Il ressort de ce qui précède que la décision sur opposition du 23 janvier 2023 doit être annulée dans la mesure où elle demande la restitution de prestations complémentaires indument versées de janvier à mai 2022 étant donné que seuls les 2/3 des revenus devaient être pris en considération pour cette période-là, et annulée pour la période postérieure en ce sens que les pièces au dossier ne permettent pas à la Cour de céans de statuer et que la CCNC doit dès lors procéder à une instruction complémentaire.
5. Il est statué sans frais, la loi spéciale n'en prévoyant pas (art. 61 let. fbis LPGA). Obtenant gain de cause et plaidant avec l'assistance d'un avocat, la recourante a droit à des dépens dans la mesure fixée par le tribunal, leur montant étant déterminé sans égard à la valeur litigieuse, d’après l’importance et la complexité du litige (art. 61 let. g LPGA). Le montant des frais et dépens doit être défini dans les limites prévues par la LTFrais, en fonction notamment du temps nécessaire à la cause (art. 58 al. 2 LTFrais, applicable par renvoi de l’art. 67 LTFrais. Le mandataire de la recourante n’ayant pas déposé d’état de ses honoraires et frais, la Cour de céans fixera en conséquence les dépens sur la base du dossier (art. 64 al. 2 LTFrais, applicable par renvoi de l’art. 67 LTFrais). L'activité déployée par le mandataire peut dans la présente cause être évaluée à environ 8 heures.

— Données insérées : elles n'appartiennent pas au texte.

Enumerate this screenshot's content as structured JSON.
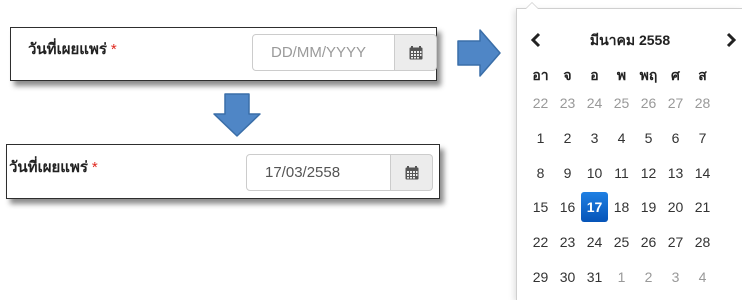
{
  "field": {
    "label": "วันที่เผยแพร่",
    "required_mark": "*",
    "placeholder": "DD/MM/YYYY",
    "value": "17/03/2558"
  },
  "icons": {
    "calendar": "calendar-icon",
    "arrow_right": "arrow-right-icon",
    "arrow_down": "arrow-down-icon",
    "prev": "chevron-left-icon",
    "next": "chevron-right-icon"
  },
  "colors": {
    "arrow": "#4a7fc1",
    "selected_day": "#0b6ad0",
    "required": "#e0281f"
  },
  "datepicker": {
    "prev_label": "‹",
    "next_label": "›",
    "title": "มีนาคม 2558",
    "weekdays": [
      "อา",
      "จ",
      "อ",
      "พ",
      "พฤ",
      "ศ",
      "ส"
    ],
    "weeks": [
      [
        {
          "d": "22",
          "m": true
        },
        {
          "d": "23",
          "m": true
        },
        {
          "d": "24",
          "m": true
        },
        {
          "d": "25",
          "m": true
        },
        {
          "d": "26",
          "m": true
        },
        {
          "d": "27",
          "m": true
        },
        {
          "d": "28",
          "m": true
        }
      ],
      [
        {
          "d": "1"
        },
        {
          "d": "2"
        },
        {
          "d": "3"
        },
        {
          "d": "4"
        },
        {
          "d": "5"
        },
        {
          "d": "6"
        },
        {
          "d": "7"
        }
      ],
      [
        {
          "d": "8"
        },
        {
          "d": "9"
        },
        {
          "d": "10"
        },
        {
          "d": "11"
        },
        {
          "d": "12"
        },
        {
          "d": "13"
        },
        {
          "d": "14"
        }
      ],
      [
        {
          "d": "15"
        },
        {
          "d": "16"
        },
        {
          "d": "17",
          "s": true
        },
        {
          "d": "18"
        },
        {
          "d": "19"
        },
        {
          "d": "20"
        },
        {
          "d": "21"
        }
      ],
      [
        {
          "d": "22"
        },
        {
          "d": "23"
        },
        {
          "d": "24"
        },
        {
          "d": "25"
        },
        {
          "d": "26"
        },
        {
          "d": "27"
        },
        {
          "d": "28"
        }
      ],
      [
        {
          "d": "29"
        },
        {
          "d": "30"
        },
        {
          "d": "31"
        },
        {
          "d": "1",
          "m": true
        },
        {
          "d": "2",
          "m": true
        },
        {
          "d": "3",
          "m": true
        },
        {
          "d": "4",
          "m": true
        }
      ]
    ]
  }
}
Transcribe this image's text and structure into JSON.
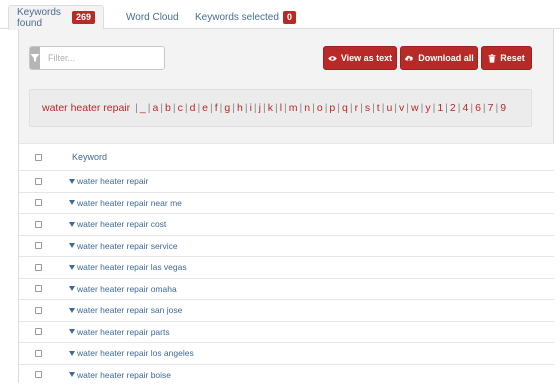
{
  "tabs": [
    {
      "label": "Keywords found",
      "badge": "269"
    },
    {
      "label": "Word Cloud"
    },
    {
      "label": "Keywords selected",
      "badge": "0"
    }
  ],
  "filter": {
    "placeholder": "Filter..."
  },
  "buttons": {
    "view_as_text": "View as text",
    "download_all": "Download all",
    "reset": "Reset"
  },
  "alphabet": {
    "keyword": "water heater repair",
    "letters": [
      "_",
      "a",
      "b",
      "c",
      "d",
      "e",
      "f",
      "g",
      "h",
      "i",
      "j",
      "k",
      "l",
      "m",
      "n",
      "o",
      "p",
      "q",
      "r",
      "s",
      "t",
      "u",
      "v",
      "w",
      "y",
      "1",
      "2",
      "4",
      "6",
      "7",
      "9"
    ]
  },
  "table": {
    "header": "Keyword",
    "rows": [
      "water heater repair",
      "water heater repair near me",
      "water heater repair cost",
      "water heater repair service",
      "water heater repair las vegas",
      "water heater repair omaha",
      "water heater repair san jose",
      "water heater repair parts",
      "water heater repair los angeles",
      "water heater repair boise"
    ]
  },
  "colors": {
    "accent": "#b72a27",
    "link": "#3e6a95"
  },
  "icons": {
    "filter": "funnel-icon",
    "view": "eye-icon",
    "download": "cloud-download-icon",
    "reset": "trash-icon"
  }
}
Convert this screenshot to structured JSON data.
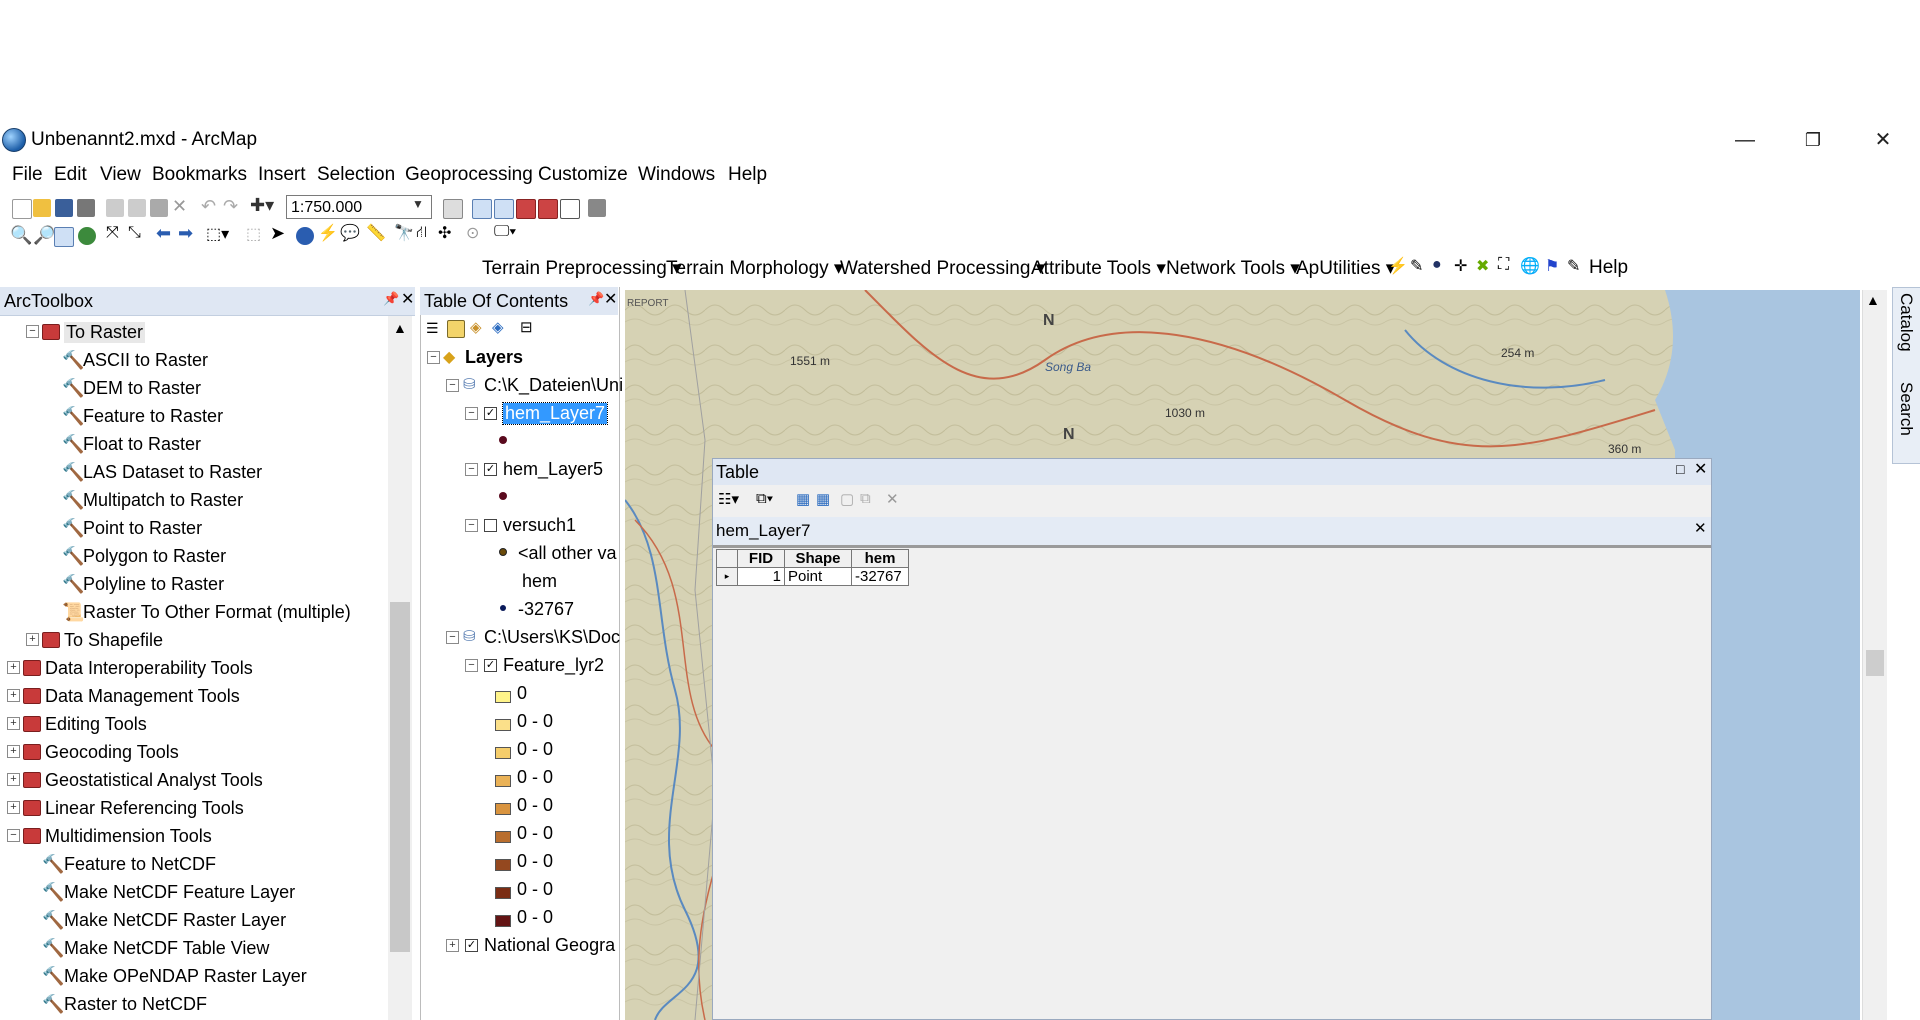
{
  "window": {
    "title": "Unbenannt2.mxd - ArcMap",
    "minimize": "—",
    "restore": "❐",
    "close": "✕"
  },
  "menu": [
    "File",
    "Edit",
    "View",
    "Bookmarks",
    "Insert",
    "Selection",
    "Geoprocessing",
    "Customize",
    "Windows",
    "Help"
  ],
  "toolbar": {
    "scale": "1:750.000"
  },
  "ext_toolbar": [
    "Terrain Preprocessing",
    "Terrain Morphology",
    "Watershed Processing",
    "Attribute Tools",
    "Network Tools",
    "ApUtilities",
    "Help"
  ],
  "arctoolbox": {
    "title": "ArcToolbox",
    "to_raster": "To Raster",
    "to_raster_tools": [
      "ASCII to Raster",
      "DEM to Raster",
      "Feature to Raster",
      "Float to Raster",
      "LAS Dataset to Raster",
      "Multipatch to Raster",
      "Point to Raster",
      "Polygon to Raster",
      "Polyline to Raster",
      "Raster To Other Format (multiple)"
    ],
    "to_shapefile": "To Shapefile",
    "toolboxes": [
      "Data Interoperability Tools",
      "Data Management Tools",
      "Editing Tools",
      "Geocoding Tools",
      "Geostatistical Analyst Tools",
      "Linear Referencing Tools",
      "Multidimension Tools"
    ],
    "multidim_tools": [
      "Feature to NetCDF",
      "Make NetCDF Feature Layer",
      "Make NetCDF Raster Layer",
      "Make NetCDF Table View",
      "Make OPeNDAP Raster Layer",
      "Raster to NetCDF"
    ]
  },
  "toc": {
    "title": "Table Of Contents",
    "layers": "Layers",
    "path1": "C:\\K_Dateien\\Uni",
    "layer1": "hem_Layer7",
    "layer2": "hem_Layer5",
    "layer3": "versuch1",
    "layer3_all": "<all other va",
    "layer3_field": "hem",
    "layer3_val": "-32767",
    "path2": "C:\\Users\\KS\\Doc",
    "layer4": "Feature_lyr2",
    "classes": [
      "0",
      "0 - 0",
      "0 - 0",
      "0 - 0",
      "0 - 0",
      "0 - 0",
      "0 - 0",
      "0 - 0",
      "0 - 0"
    ],
    "class_colors": [
      "#fff48a",
      "#fbe08a",
      "#f5cd6b",
      "#eab257",
      "#d9943f",
      "#b96e2e",
      "#94481f",
      "#7a2d14",
      "#631414"
    ],
    "basemap": "National Geogra"
  },
  "map_labels": [
    "REPORT",
    "N",
    "1551 m",
    "Song Ba",
    "1030 m",
    "N",
    "254 m",
    "360 m"
  ],
  "side_tabs": [
    "Catalog",
    "Search"
  ],
  "table": {
    "title": "Table",
    "layer": "hem_Layer7",
    "columns": [
      "FID",
      "Shape",
      "hem"
    ],
    "rows": [
      [
        "1",
        "Point",
        "-32767"
      ]
    ]
  }
}
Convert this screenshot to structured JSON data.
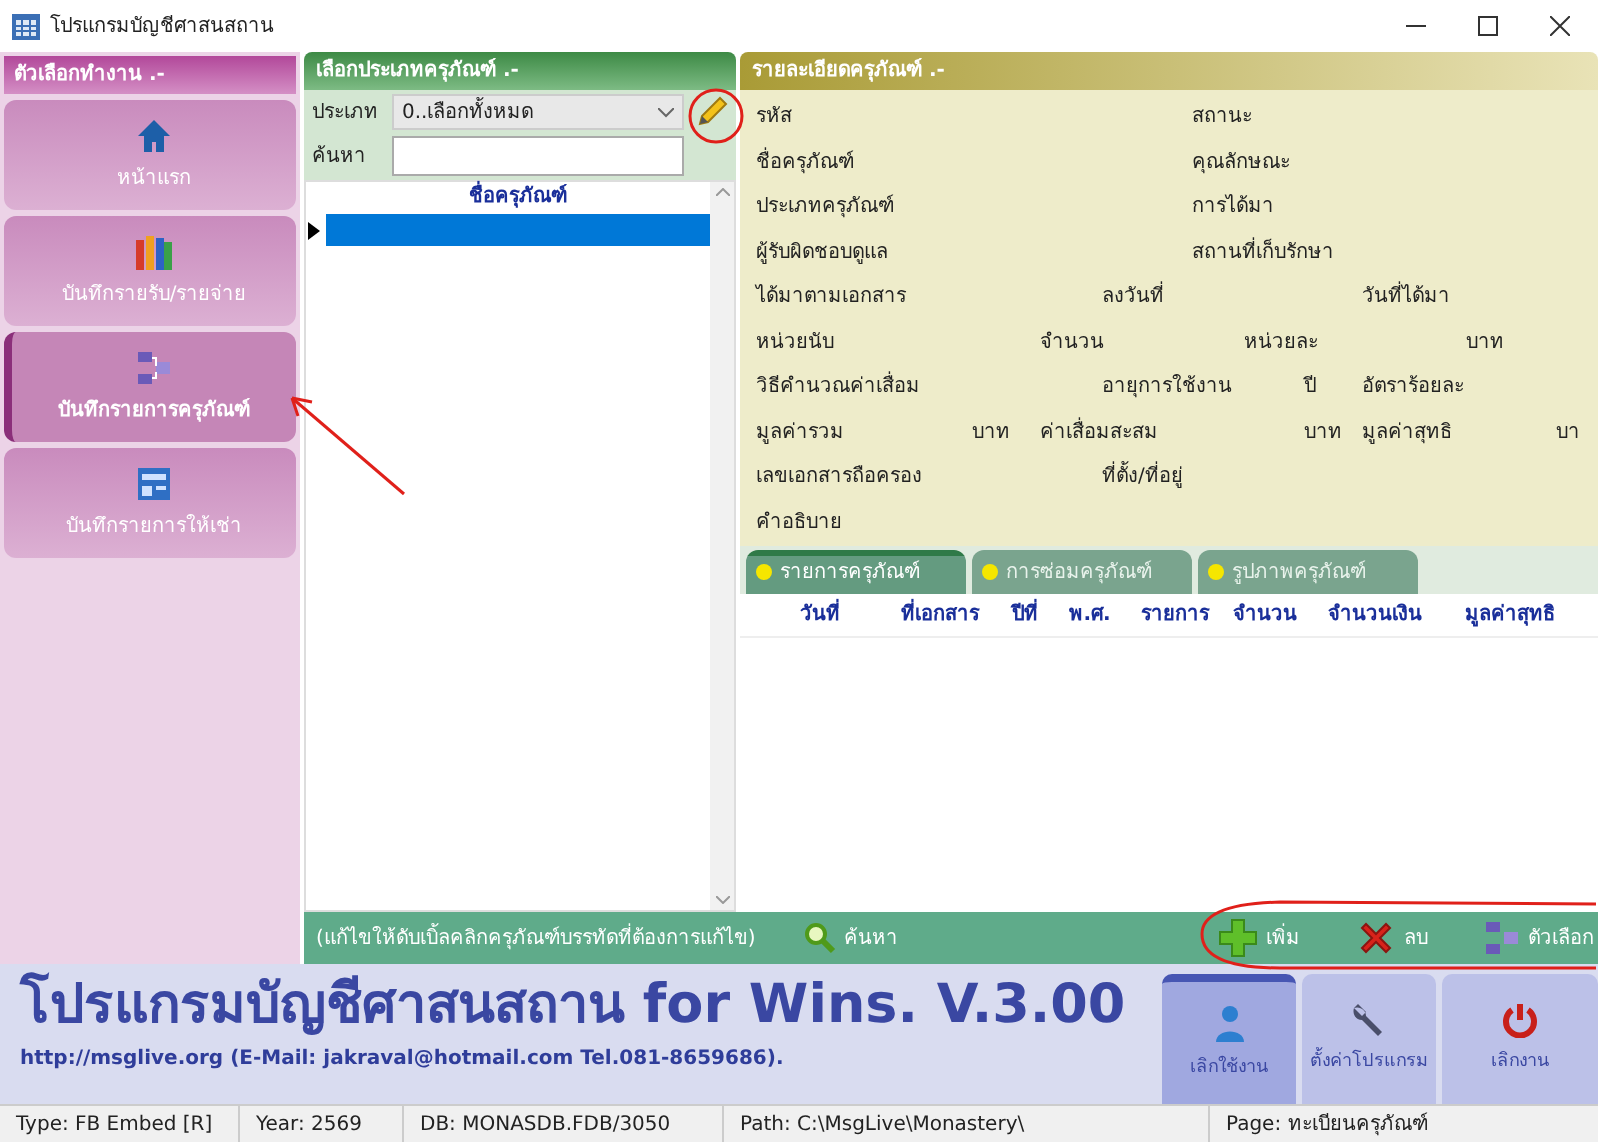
{
  "window": {
    "title": "โปรแกรมบัญชีศาสนสถาน"
  },
  "sidebar": {
    "title": "ตัวเลือกทำงาน .-",
    "items": [
      {
        "label": "หน้าแรก",
        "kind": "home",
        "selected": false
      },
      {
        "label": "บันทึกรายรับ/รายจ่าย",
        "kind": "books",
        "selected": false
      },
      {
        "label": "บันทึกรายการครุภัณฑ์",
        "kind": "diagram",
        "selected": true
      },
      {
        "label": "บันทึกรายการให้เช่า",
        "kind": "news",
        "selected": false
      }
    ]
  },
  "asset_types": {
    "title": "เลือกประเภทครุภัณฑ์ .-",
    "type_label": "ประเภท",
    "type_value": "0..เลือกทั้งหมด",
    "search_label": "ค้นหา",
    "column": "ชื่อครุภัณฑ์",
    "rows": [
      {
        "selected": true
      }
    ]
  },
  "details": {
    "title": "รายละเอียดครุภัณฑ์ .-",
    "rows": [
      [
        "รหัส",
        "",
        "",
        "",
        "สถานะ"
      ],
      [
        "ชื่อครุภัณฑ์",
        "",
        "",
        "",
        "คุณลักษณะ"
      ],
      [
        "ประเภทครุภัณฑ์",
        "",
        "",
        "",
        "การได้มา"
      ],
      [
        "ผู้รับผิดชอบดูแล",
        "",
        "",
        "",
        "สถานที่เก็บรักษา"
      ],
      [
        "ได้มาตามเอกสาร",
        "",
        "",
        "ลงวันที่",
        "",
        "",
        "",
        "วันที่ได้มา"
      ],
      [
        "หน่วยนับ",
        "",
        "จำนวน",
        "",
        "",
        "หน่วยละ",
        "",
        "",
        "บาท"
      ],
      [
        "วิธีคำนวณค่าเสื่อม",
        "",
        "",
        "อายุการใช้งาน",
        "",
        "",
        "ปี",
        "อัตราร้อยละ"
      ],
      [
        "มูลค่ารวม",
        "บาท",
        "ค่าเสื่อมสะสม",
        "",
        "",
        "",
        "บาท",
        "มูลค่าสุทธิ",
        "",
        "บา"
      ],
      [
        "เลขเอกสารถือครอง",
        "",
        "",
        "ที่ตั้ง/ที่อยู่"
      ],
      [
        "คำอธิบาย"
      ]
    ]
  },
  "tabs": [
    {
      "label": "รายการครุภัณฑ์",
      "selected": true
    },
    {
      "label": "การซ่อมครุภัณฑ์",
      "selected": false
    },
    {
      "label": "รูปภาพครุภัณฑ์",
      "selected": false
    }
  ],
  "table": {
    "columns": [
      "วันที่",
      "ที่เอกสาร",
      "ปีที่",
      "พ.ศ.",
      "รายการ",
      "จำนวน",
      "จำนวนเงิน",
      "มูลค่าสุทธิ"
    ]
  },
  "action_bar": {
    "hint": "(แก้ไขให้ดับเบิ้ลคลิกครุภัณฑ์บรรทัดที่ต้องการแก้ไข)",
    "search": "ค้นหา",
    "buttons": [
      {
        "label": "เพิ่ม",
        "kind": "add"
      },
      {
        "label": "ลบ",
        "kind": "delete"
      },
      {
        "label": "ตัวเลือก",
        "kind": "options"
      }
    ]
  },
  "footer": {
    "title": "โปรแกรมบัญชีศาสนสถาน for Wins. V.3.00",
    "contact": "http://msglive.org (E-Mail: jakraval@hotmail.com Tel.081-8659686).",
    "buttons": [
      {
        "label": "เลิกใช้งาน",
        "kind": "user",
        "selected": true
      },
      {
        "label": "ตั้งค่าโปรแกรม",
        "kind": "settings",
        "selected": false
      },
      {
        "label": "เลิกงาน",
        "kind": "power",
        "selected": false
      }
    ]
  },
  "status_bar": [
    "Type: FB Embed [R]",
    "Year: 2569",
    "DB: MONASDB.FDB/3050",
    "Path: C:\\MsgLive\\Monastery\\",
    "Page: ทะเบียนครุภัณฑ์"
  ]
}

Eu égard au tarif usuellement appliqué par la Cour de céans de l'ordre de 280 francs de l'heure (soit en l’espèce CHF 2’240), des débours à raison de 10 % des honoraires (art. 52 LTFrais, soit CHF 224) et de la TVA (au taux de 7,7 %, soit CHF 189.70), l'indemnité de dépens est ainsi fixée à 2'653.70 francs, débours et TVA compris.
Par ces motifs,
la Cour de droit public
1. Admet le recours et annule la décision sur opposition de la CCNC du 23 janvier 2023.
2. Renvoie la cause à l'intimée pour instruction complémentaire et nouvelle décision au sens des considérants.
3. Statue sans frais.
4. Alloue à la recourante une indemnité de dépens de 2'653.70 francs à charge de la CCNC.